10 December 2009

Attack of the Giant Lobsters?

The big science experiment of the month seems to come from Prof. Justin B. Ries at the University of North Carolina, who raised various forms of shellfish in water with high concentrations of carbon dioxide. The concentrations that climate scientists predict will come about as carbon dioxide continues to build up in our atmosphere.

The result: lobsters, blue crabs, and five other tested species grew significantly bigger.
But pencil urchins and nine other species grew smaller. Mussels didn’t seem to notice.

When I read this finding, I couldn’t help remembering the 1978 Saturday Night Live episode that ended with giant lobsters attacking the studio. Originally Michael O’Donoghue and colleagues wrote that script for guest host Buck Henry, but it was shelved. Bits surfaced in the first SNL book, published in 1977.

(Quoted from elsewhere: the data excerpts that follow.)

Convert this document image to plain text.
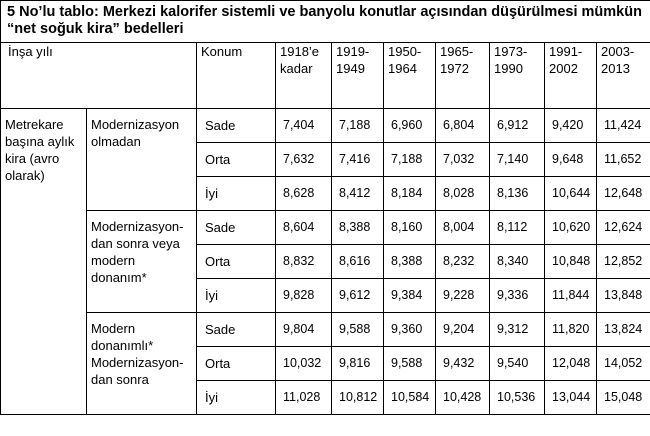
5 No’lu tablo: Merkezi kalorifer sistemli ve banyolu konutlar açısından düşürülmesi mümkün “net soğuk kira” bedelleri									
İnşa yılı		Konum	1918’e kadar	1919-1949	1950-1964	1965-1972	1973-1990	1991-2002	2003-2013

Metrekare başına aylık kira (avro olarak)	Modernizasyon olmadan	Sade	7,404	7,188	6,960	6,804	6,912	9,420	11,424
		Orta	7,632	7,416	7,188	7,032	7,140	9,648	11,652
		İyi	8,628	8,412	8,184	8,028	8,136	10,644	12,648

	Modernizasyon-dan sonra veya modern donanım*	Sade	8,604	8,388	8,160	8,004	8,112	10,620	12,624
		Orta	8,832	8,616	8,388	8,232	8,340	10,848	12,852
		İyi	9,828	9,612	9,384	9,228	9,336	11,844	13,848

	Modern donanımlı* Modernizasyon-dan sonra	Sade	9,804	9,588	9,360	9,204	9,312	11,820	13,824
		Orta	10,032	9,816	9,588	9,432	9,540	12,048	14,052
		İyi	11,028	10,812	10,584	10,428	10,536	13,044	15,048
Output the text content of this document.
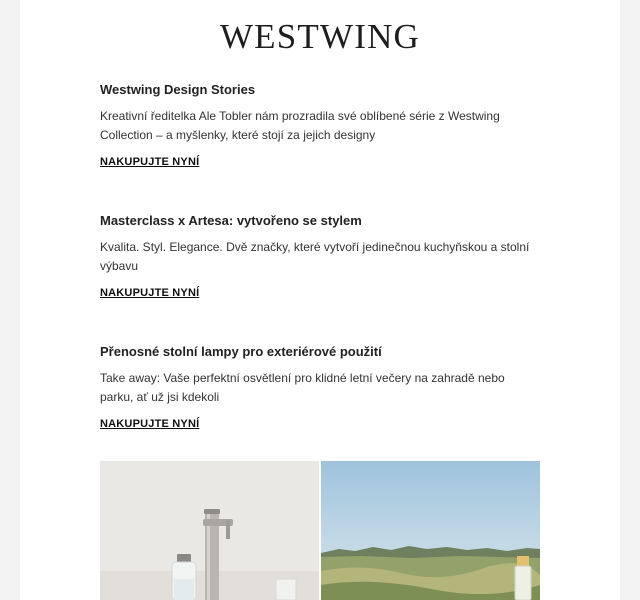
WESTWING
Westwing Design Stories

Kreativní ředitelka Ale Tobler nám prozradila své oblíbené série z Westwing Collection – a myšlenky, které stojí za jejich designy

NAKUPUJTE NYNÍ
Masterclass x Artesa: vytvořeno se stylem

Kvalita. Styl. Elegance. Dvě značky, které vytvoří jedinečnou kuchyňskou a stolní výbavu

NAKUPUJTE NYNÍ
Přenosné stolní lampy pro exteriérové použití

Take away: Vaše perfektní osvětlení pro klidné letní večery na zahradě nebo parku, ať už jsi kdekoli

NAKUPUJTE NYNÍ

Then on 24 Jan 1978 a Soviet satellite with a radioactive power source crashed in northern Canada. SNL pulled out the old script for that week’s show, hosted by Robert Klein. And the attack of the atomic lobsters was on! (Never mind that the satellite came down far from the ocean.) Here’s more of the behind-the-scenes story from writer Tom Davis.


Melissa Stewart said...

Isn't this an interesting finding? Plants are also responding in a wide variety of ways--growing faster, growing slower, leafing out and flowering at different times--in similar studies. Same is true of insects--hatching sooner or later than "normal", metamorphosing at different rates.

Bigger lobster might seem like a good thing, but think about what will happen if there are no leaves for newly hatched caterpillars to devour or no big, juicy caterpillars for baby birds to eat. And that's just the beginning.

I'm liking this new science-y spin to your blog.

J. L. Bell said...

Most of my comments on scientific discoveries come through Chemical & Engineering News.

david elzey said...

i remember that SNL skit and treasure my copy of that book (i still own it, xmas gift from back in the day) to this day. i was just explaining the old "land shark" skit recently and thinking about the early days of SNL.

David Maxine said...

What's scary is that Julia Child sites references to lobsters being found that were up to six feet long in the mid-late 1800s. She sites the demise of super-sized jumbo lobsters as over-fishing. If the natural maximum size of lobsters is up to six feet in the 1800s I hate to think what the new co2 levels may bring! Perhaps lobster will be the new cattle? Yummy!